Dienstag, 30. Juni 2015

Der freundliche Mr. Crippen von John Boyne


Im Sommer 1910 steht Scotland Yard vor einem unlösbaren Fall: Im Haus des allseits beliebten Mr Hawley Crippen wird die grausam zerstückelte Leiche seiner Frau gefunden. Von Crippen selbst fehlt jede Spur ... John Boyne erzählt meisterlich die spannende Jagd nach einem mutmaßlichen Mörder, die sich 1910 in London und auf einem kanadischen Passagierschiff so wirklich zugetragen hat.

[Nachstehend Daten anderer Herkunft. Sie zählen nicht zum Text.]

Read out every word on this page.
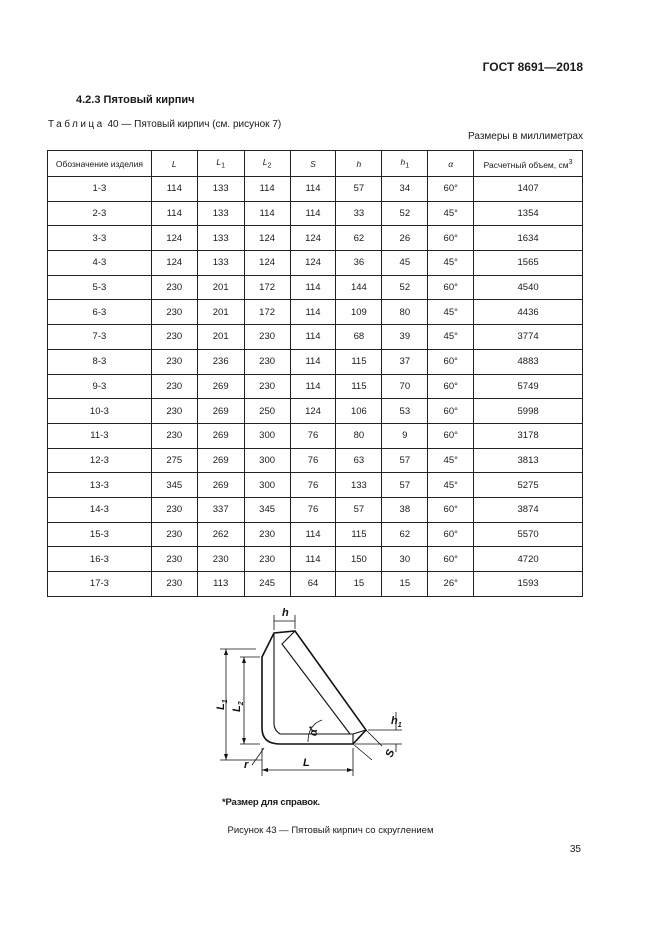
ГОСТ 8691—2018
4.2.3 Пятовый кирпич
Таблица 40 — Пятовый кирпич (см. рисунок 7)
Размеры в миллиметрах
Обозначение изделия	L	$L_1$	$L_2$	S	h	$h_1$	α	Расчетный объем, $см^3$
1-3	114	133	114	114	57	34	60°	1407
2-3	114	133	114	114	33	52	45°	1354
3-3	124	133	124	124	62	26	60°	1634
4-3	124	133	124	124	36	45	45°	1565
5-3	230	201	172	114	144	52	60°	4540
6-3	230	201	172	114	109	80	45°	4436
7-3	230	201	230	114	68	39	45°	3774
8-3	230	236	230	114	115	37	60°	4883
9-3	230	269	230	114	115	70	60°	5749
10-3	230	269	250	124	106	53	60°	5998
11-3	230	269	300	76	80	9	60°	3178
12-3	275	269	300	76	63	57	45°	3813
13-3	345	269	300	76	133	57	45°	5275
14-3	230	337	345	76	57	38	60°	3874
15-3	230	262	230	114	115	62	60°	5570
16-3	230	230	230	114	150	30	60°	4720
17-3	230	113	245	64	15	15	26°	1593
h
$L_1$
$L_2$
α*
$h_1$
S
L
r
*Размер для справок.
Рисунок 43 — Пятовый кирпич со скруглением
35
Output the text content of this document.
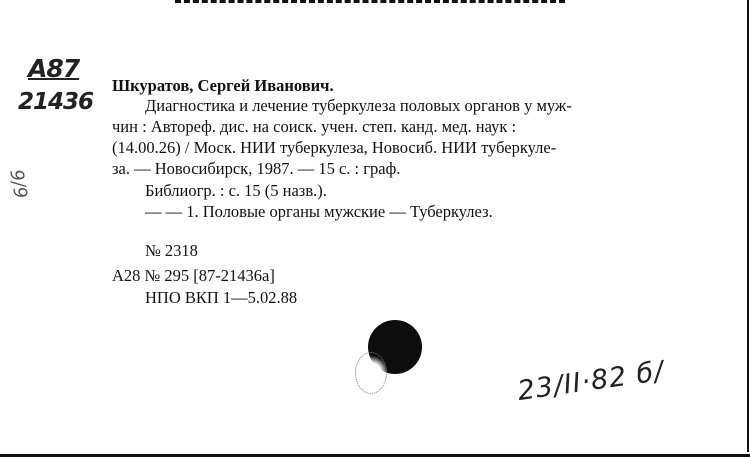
A87
21436
9/9
Шкуратов, Сергей Иванович.
Диагностика и лечение туберкулеза половых органов у муж-
чин : Автореф. дис. на соиск. учен. степ. канд. мед. наук :
(14.00.26) / Моск. НИИ туберкулеза, Новосиб. НИИ туберкуле-
за. — Новосибирск, 1987. — 15 с. : граф.
Библиогр. : с. 15 (5 назв.).
— — 1. Половые органы мужские — Туберкулез.
№ 2318
А28 № 295 [87-21436а]
НПО ВКП 1—5.02.88
23/II·82 б/
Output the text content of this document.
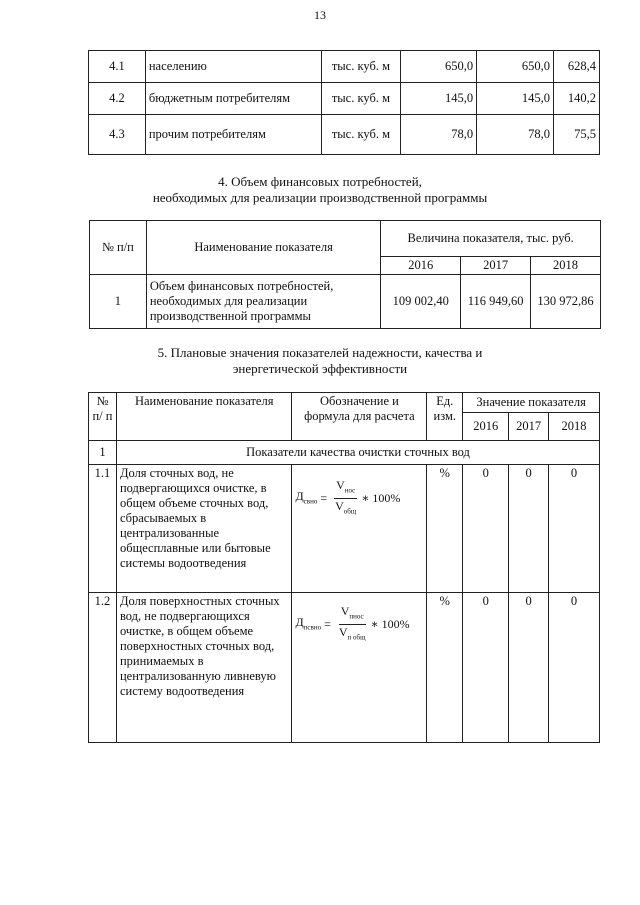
13
4.1	населению	тыс. куб. м	650,0	650,0	628,4
4.2	бюджетным потребителям	тыс. куб. м	145,0	145,0	140,2
4.3	прочим потребителям	тыс. куб. м	78,0	78,0	75,5
4. Объем финансовых потребностей,
необходимых для реализации производственной программы
№ п/п	Наименование показателя	Величина показателя, тыс. руб.		
		2016	2017	2018
1	Объем финансовых потребностей, необходимых для реализации производственной программы	109 002,40	116 949,60	130 972,86
5. Плановые значения показателей надежности, качества и
энергетической эффективности
№ п/ п	Наименование показателя	Обозначение и формула для расчета	Ед. изм.	Значение показателя		
				2016	2017	2018
1	Показатели качества очистки сточных вод					
1.1	Доля сточных вод, не подвергающихся очистке, в общем объеме сточных вод, сбрасываемых в централизованные общесплавные или бытовые системы водоотведения	$Д_{свно} = \frac{V_{нос}}{V_{общ}}$ ∗ 100%	%	0	0	0
1.2	Доля поверхностных сточных вод, не подвергающихся очистке, в общем объеме поверхностных сточных вод, принимаемых в централизованную ливневую систему водоотведения	$Д_{псвно} = \frac{V_{пнос}}{V_{п общ}}$ ∗ 100%	%	0	0	0
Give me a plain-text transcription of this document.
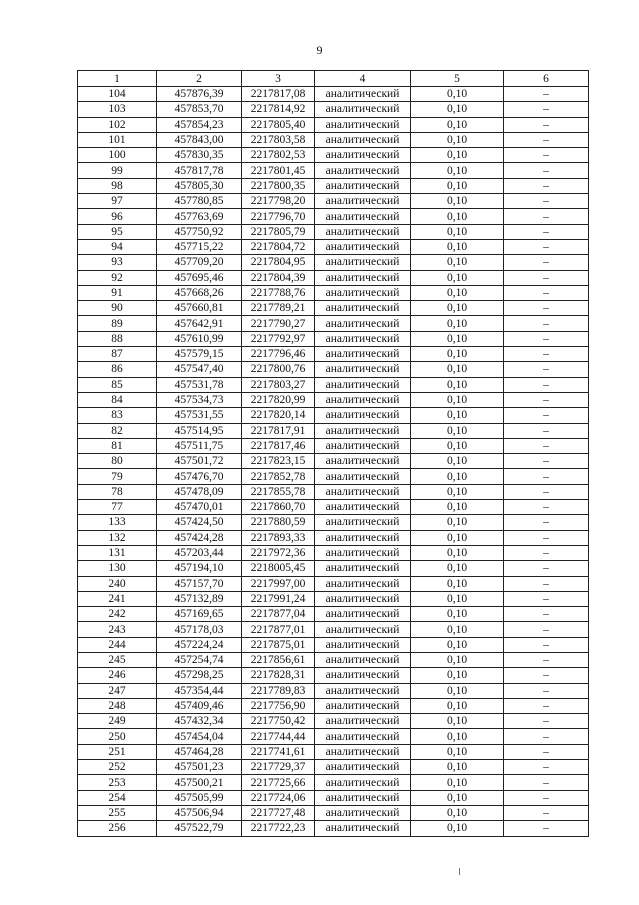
9
1	2	3	4	5	6
104	457876,39	2217817,08	аналитический	0,10	–
103	457853,70	2217814,92	аналитический	0,10	–
102	457854,23	2217805,40	аналитический	0,10	–
101	457843,00	2217803,58	аналитический	0,10	–
100	457830,35	2217802,53	аналитический	0,10	–
99	457817,78	2217801,45	аналитический	0,10	–
98	457805,30	2217800,35	аналитический	0,10	–
97	457780,85	2217798,20	аналитический	0,10	–
96	457763,69	2217796,70	аналитический	0,10	–
95	457750,92	2217805,79	аналитический	0,10	–
94	457715,22	2217804,72	аналитический	0,10	–
93	457709,20	2217804,95	аналитический	0,10	–
92	457695,46	2217804,39	аналитический	0,10	–
91	457668,26	2217788,76	аналитический	0,10	–
90	457660,81	2217789,21	аналитический	0,10	–
89	457642,91	2217790,27	аналитический	0,10	–
88	457610,99	2217792,97	аналитический	0,10	–
87	457579,15	2217796,46	аналитический	0,10	–
86	457547,40	2217800,76	аналитический	0,10	–
85	457531,78	2217803,27	аналитический	0,10	–
84	457534,73	2217820,99	аналитический	0,10	–
83	457531,55	2217820,14	аналитический	0,10	–
82	457514,95	2217817,91	аналитический	0,10	–
81	457511,75	2217817,46	аналитический	0,10	–
80	457501,72	2217823,15	аналитический	0,10	–
79	457476,70	2217852,78	аналитический	0,10	–
78	457478,09	2217855,78	аналитический	0,10	–
77	457470,01	2217860,70	аналитический	0,10	–
133	457424,50	2217880,59	аналитический	0,10	–
132	457424,28	2217893,33	аналитический	0,10	–
131	457203,44	2217972,36	аналитический	0,10	–
130	457194,10	2218005,45	аналитический	0,10	–
240	457157,70	2217997,00	аналитический	0,10	–
241	457132,89	2217991,24	аналитический	0,10	–
242	457169,65	2217877,04	аналитический	0,10	–
243	457178,03	2217877,01	аналитический	0,10	–
244	457224,24	2217875,01	аналитический	0,10	–
245	457254,74	2217856,61	аналитический	0,10	–
246	457298,25	2217828,31	аналитический	0,10	–
247	457354,44	2217789,83	аналитический	0,10	–
248	457409,46	2217756,90	аналитический	0,10	–
249	457432,34	2217750,42	аналитический	0,10	–
250	457454,04	2217744,44	аналитический	0,10	–
251	457464,28	2217741,61	аналитический	0,10	–
252	457501,23	2217729,37	аналитический	0,10	–
253	457500,21	2217725,66	аналитический	0,10	–
254	457505,99	2217724,06	аналитический	0,10	–
255	457506,94	2217727,48	аналитический	0,10	–
256	457522,79	2217722,23	аналитический	0,10	–
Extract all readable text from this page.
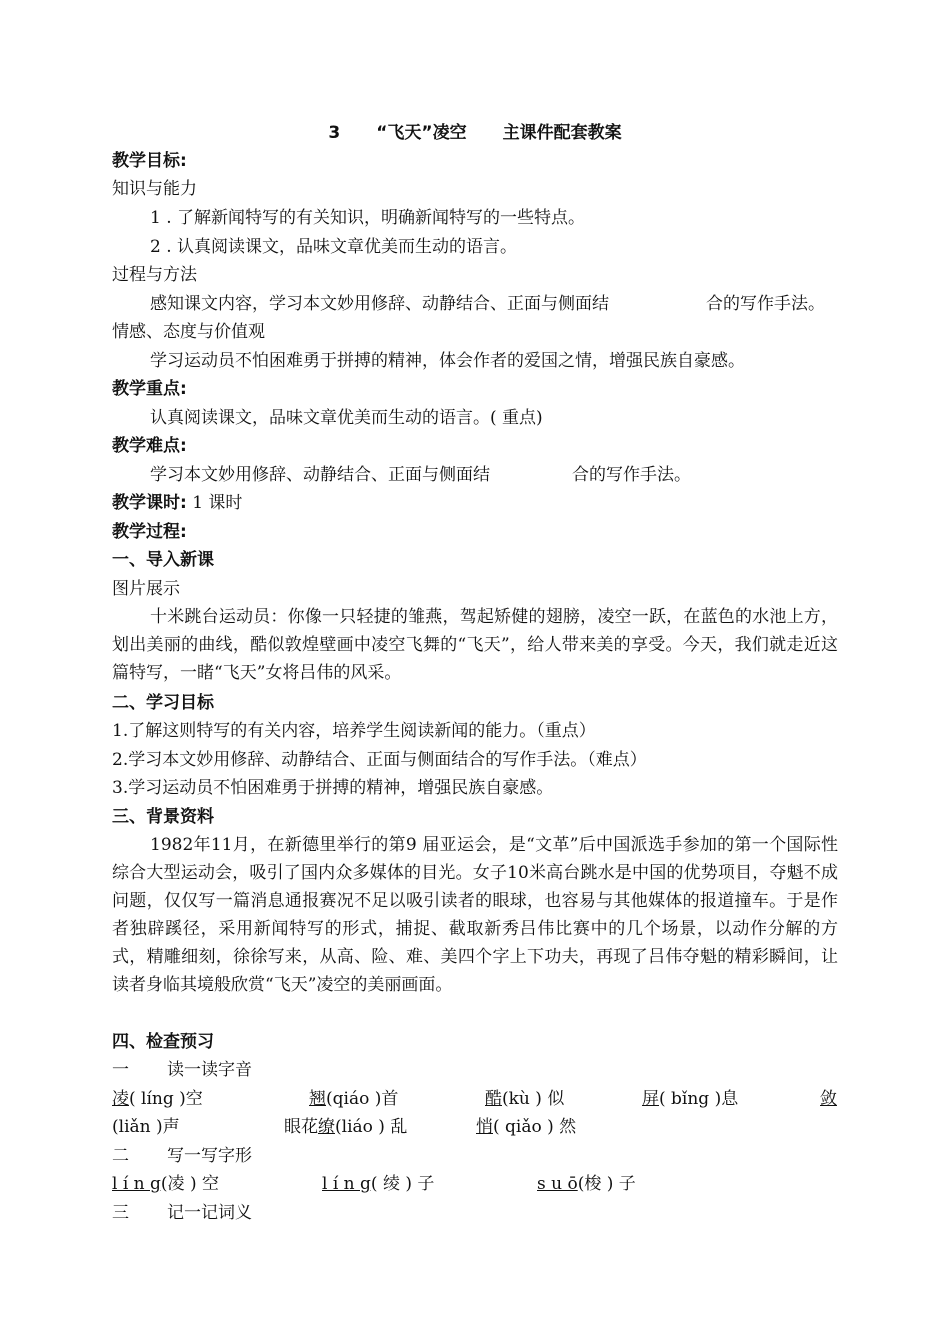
3 “飞天”凌空 主课件配套教案
教学目标:
知识与能力
1 . 了解新闻特写的有关知识，明确新闻特写的一些特点。
2 . 认真阅读课文，品味文章优美而生动的语言。
过程与方法
感知课文内容，学习本文妙用修辞、动静结合、正面与侧面结	合的写作手法。
情感、态度与价值观
学习运动员不怕困难勇于拼搏的精神，体会作者的爱国之情，增强民族自豪感。
教学重点:
认真阅读课文，品味文章优美而生动的语言。( 重点)
教学难点:
学习本文妙用修辞、动静结合、正面与侧面结	合的写作手法。
教学课时: 1 课时
教学过程:
一、导入新课
图片展示
十米跳台运动员：你像一只轻捷的雏燕，驾起矫健的翅膀，凌空一跃，在蓝色的水池上方，划出美丽的曲线，酷似敦煌壁画中凌空飞舞的“飞天”，给人带来美的享受。今天，我们就走近这篇特写，一睹“飞天”女将吕伟的风采。
二、学习目标
1.了解这则特写的有关内容，培养学生阅读新闻的能力。（重点）
2.学习本文妙用修辞、动静结合、正面与侧面结合的写作手法。（难点）
3.学习运动员不怕困难勇于拼搏的精神，增强民族自豪感。
三、背景资料
1982年11月，在新德里举行的第9 届亚运会，是“文革”后中国派选手参加的第一个国际性综合大型运动会，吸引了国内众多媒体的目光。女子10米高台跳水是中国的优势项目，夺魁不成问题，仅仅写一篇消息通报赛况不足以吸引读者的眼球，也容易与其他媒体的报道撞车。于是作者独辟蹊径，采用新闻特写的形式，捕捉、截取新秀吕伟比赛中的几个场景，以动作分解的方式，精雕细刻，徐徐写来，从高、险、难、美四个字上下功夫，再现了吕伟夺魁的精彩瞬间，让读者身临其境般欣赏“飞天”凌空的美丽画面。
四、检查预习
一 读一读字音
凌( líng )空	翘(qiáo )首	酷(kù ) 似	屏( bǐng )息	敛
(liǎn )声	眼花缭(liáo ) 乱	悄( qiǎo ) 然
二 写一写字形
l í n g(凌 ) 空	l í n g( 绫 ) 子	s u ō(梭 ) 子
三 记一记词义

Eines habe ich beim Lesen des Buches schnell bemerkt: Den Fall Dr. Crippen schon zu kennen ist dieser Lektüre nicht förderlich. Es ist nämlich nicht so, dass Sprache, Erzählstil oder Handlung an sich sonderlich spannend wären.
Allein der ach so geheimnisvolle Anfang ist eigentlich kein allzu großes Geheimnis, wenn man weiß, wer Dr. Crippen wirklich war. Und das dürften die meisten wissen, selbst wenn sie noch nicht bei Madame Tussauds vorbeigeschaut haben sollten.
Trotzdem kann man auch dann einige positive Ansätze finden.
Eigentlich ist die Zusammensetzung der Passagiere auf dem Schiff wie auch der Menschen in den Rückblenden gut gewählt und innerhalb der Gesellschaftsschichten gut verteilt: Es gibt den introvertierten Vater und seinen Sohn, eine nervtötende Mutter von Stand und ihre mannstolle Tochter, den superkorrekten Kapitän und diverses anderes Schiffspersonal, die kranke Prostituierte, eine bigotte Mutter, den findigen Inspektor, eine Reihe schwacher Ehemänner und nervende Ladys.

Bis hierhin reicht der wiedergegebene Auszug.